From mental tools such as timing, feel and problem-solving, to your pressure threshold,
exploring the steps of the system will help you balance your negative and positive poles to
create a better relationship with your horse, as well as within your daily life.
Why I don't Want My Horse To Load Into The Trailer - 16 min. 37 sec. Day 2 Horsemanship
In Part 1 of this focus on Trailer Loading, Bruce breaks down the steps to experiencing less
stress for a horse with an aversion to the trailer. At the same time, he actually uses loading to
work on the horse’s mindset and build his pressure threshold, so he actually uses the situation
as a training tool and DOESN’T want the horse to load too soon, or he may miss out on the
opportunity to teach him about dealing with pressure. Of course, there is always the
understanding that you have to load in order to get to the horse show or event, but with a
consistent training method that works on mental tools and mindset, the loading part of your
day can become a positive experience for you and your horse, and that positive mindset will
carry into other aspects of your training routine.
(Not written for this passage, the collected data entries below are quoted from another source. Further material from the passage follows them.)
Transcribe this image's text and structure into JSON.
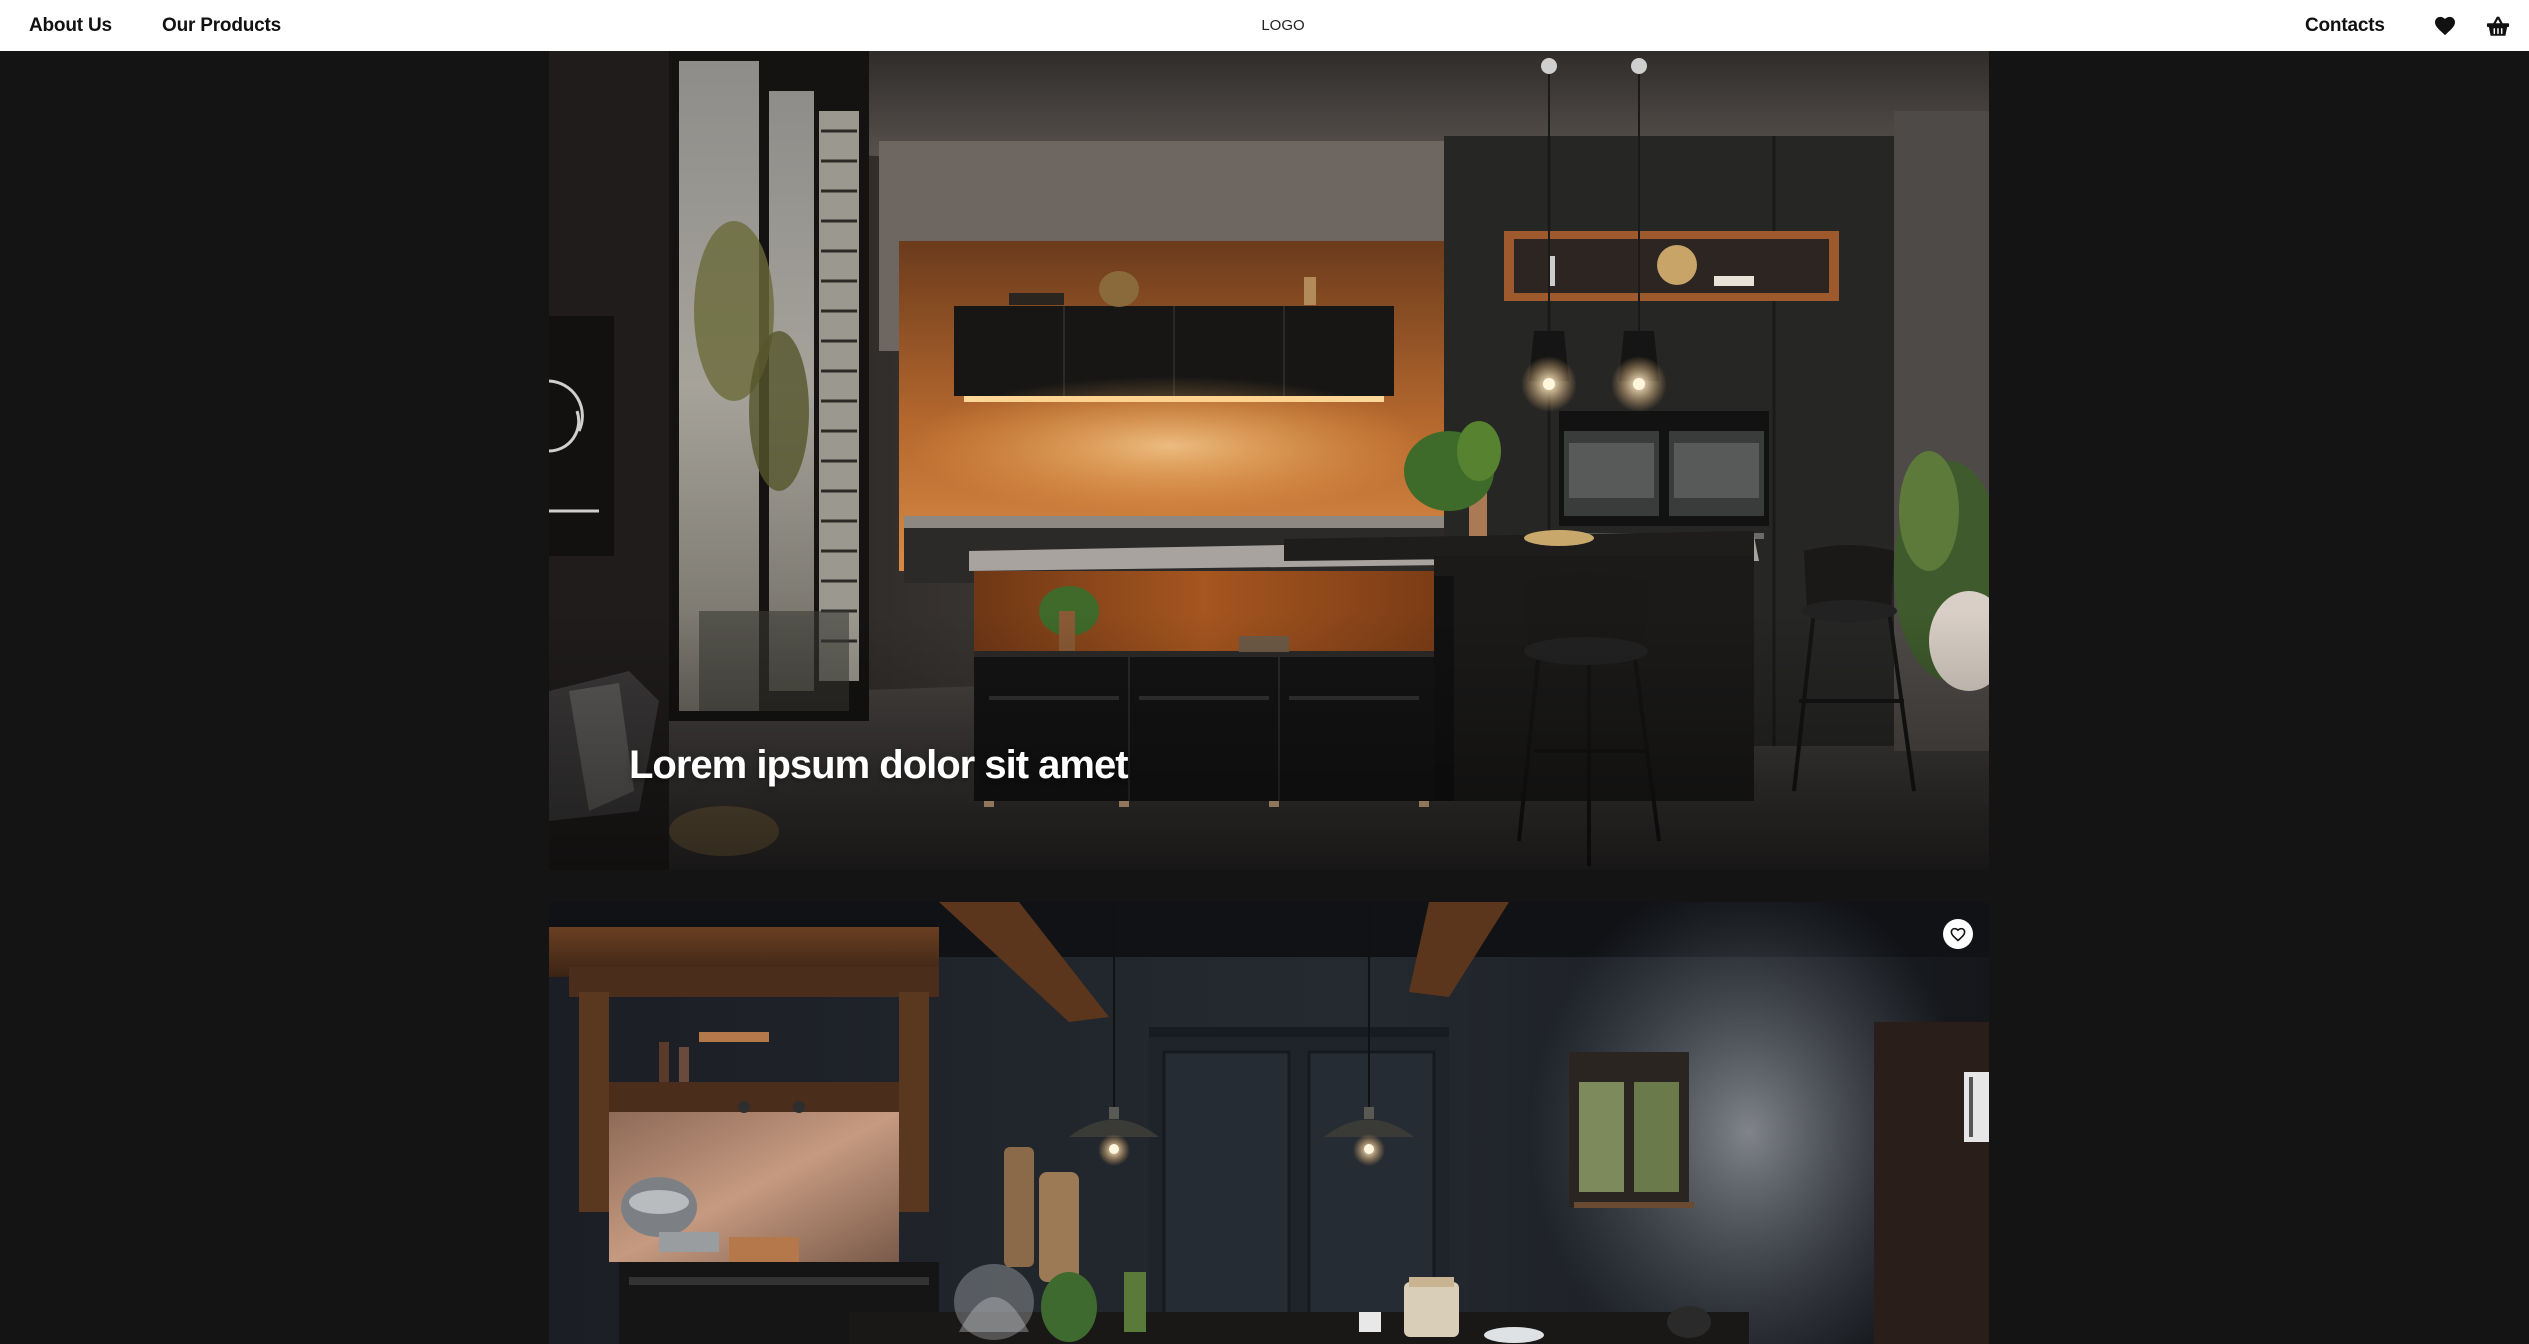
{
  "header": {
    "nav_left": [
      {
        "label": "About Us"
      },
      {
        "label": "Our Products"
      }
    ],
    "logo": "LOGO",
    "nav_right": {
      "label": "Contacts"
    },
    "icons": {
      "favorites": "heart-icon",
      "cart": "basket-icon"
    }
  },
  "cards": [
    {
      "caption": "Lorem ipsum dolor sit amet",
      "image": "modern-kitchen-photo"
    },
    {
      "caption": "",
      "image": "rustic-dark-kitchen-photo",
      "favorite_icon": "heart-outline-icon"
    }
  ],
  "colors": {
    "page_background": "#141414",
    "header_background": "#ffffff",
    "text_dark": "#111111",
    "caption_text": "#ffffff"
  }
}
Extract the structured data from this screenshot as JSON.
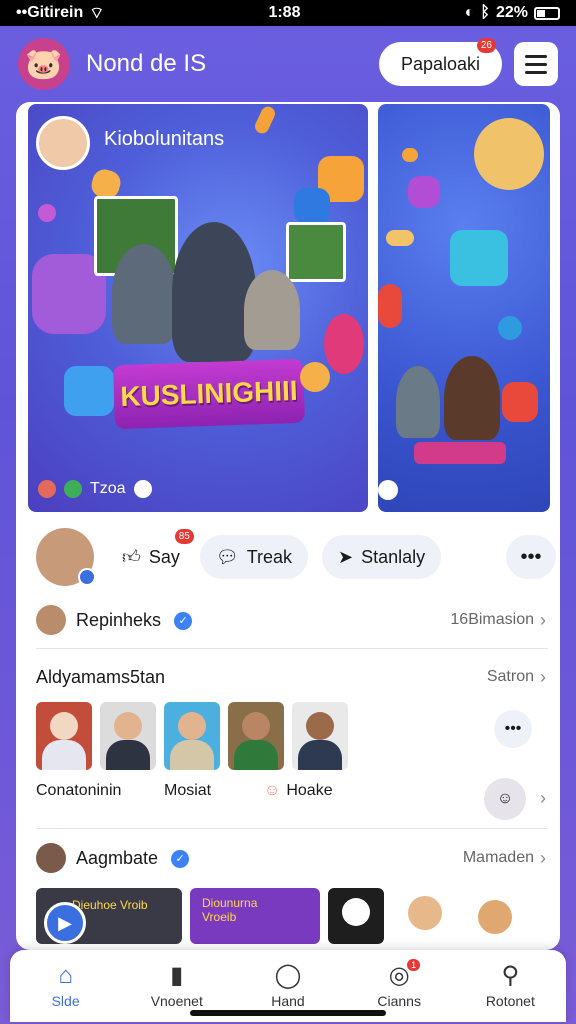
{
  "status": {
    "carrier": "••Gitirein",
    "time": "1:88",
    "battery": "22%"
  },
  "header": {
    "title": "Nond de IS",
    "pill_label": "Papaloaki",
    "pill_badge": "26"
  },
  "banner": {
    "title": "Kiobolunitans",
    "ribbon_text": "KUSLINIGHIII",
    "footer_text": "Tzoa"
  },
  "actions": {
    "say_label": "Say",
    "say_badge": "85",
    "treak_label": "Treak",
    "stanlaly_label": "Stanlaly",
    "more_label": "•••"
  },
  "section1": {
    "title": "Repinheks",
    "link": "16Bimasion"
  },
  "section2": {
    "title": "Aldyamams5tan",
    "link": "Satron",
    "labels": [
      "Conatoninin",
      "Mosiat",
      "Hoake"
    ]
  },
  "section3": {
    "title": "Aagmbate",
    "link": "Mamaden"
  },
  "bottom_thumbs": {
    "card1_text": "Dieuhoe Vroib",
    "card2_text": "Diounurna Vroeib"
  },
  "tabs": [
    {
      "label": "Slde",
      "icon": "home-icon"
    },
    {
      "label": "Vnoenet",
      "icon": "shop-icon"
    },
    {
      "label": "Hand",
      "icon": "chat-icon"
    },
    {
      "label": "Cianns",
      "icon": "notifications-icon",
      "badge": "1"
    },
    {
      "label": "Rotonet",
      "icon": "search-icon"
    }
  ],
  "colors": {
    "accent": "#3b6fe0",
    "badge": "#e53935",
    "background": "#6b5fe0"
  }
}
To Load or Not To Load - 16 min. 51 sec. Day 2 Horsemanship
In Part 2 of this focus on Trailer Loading, Bruce is assessing a sale horse on behalf of one of
his clients. He uses a variety of situations to see how the horse will handle pressure, including
putting on the halter, experiencing a new setting and loading on and off the trailer. With the
focus on movement, both forward and backward, the trailer is simply seen as an obstacle in
the way of the movement exercises, taking the pressure away from the person and the horse.
This tool allows Bruce to decide whether this particular horse will be suitable for his client.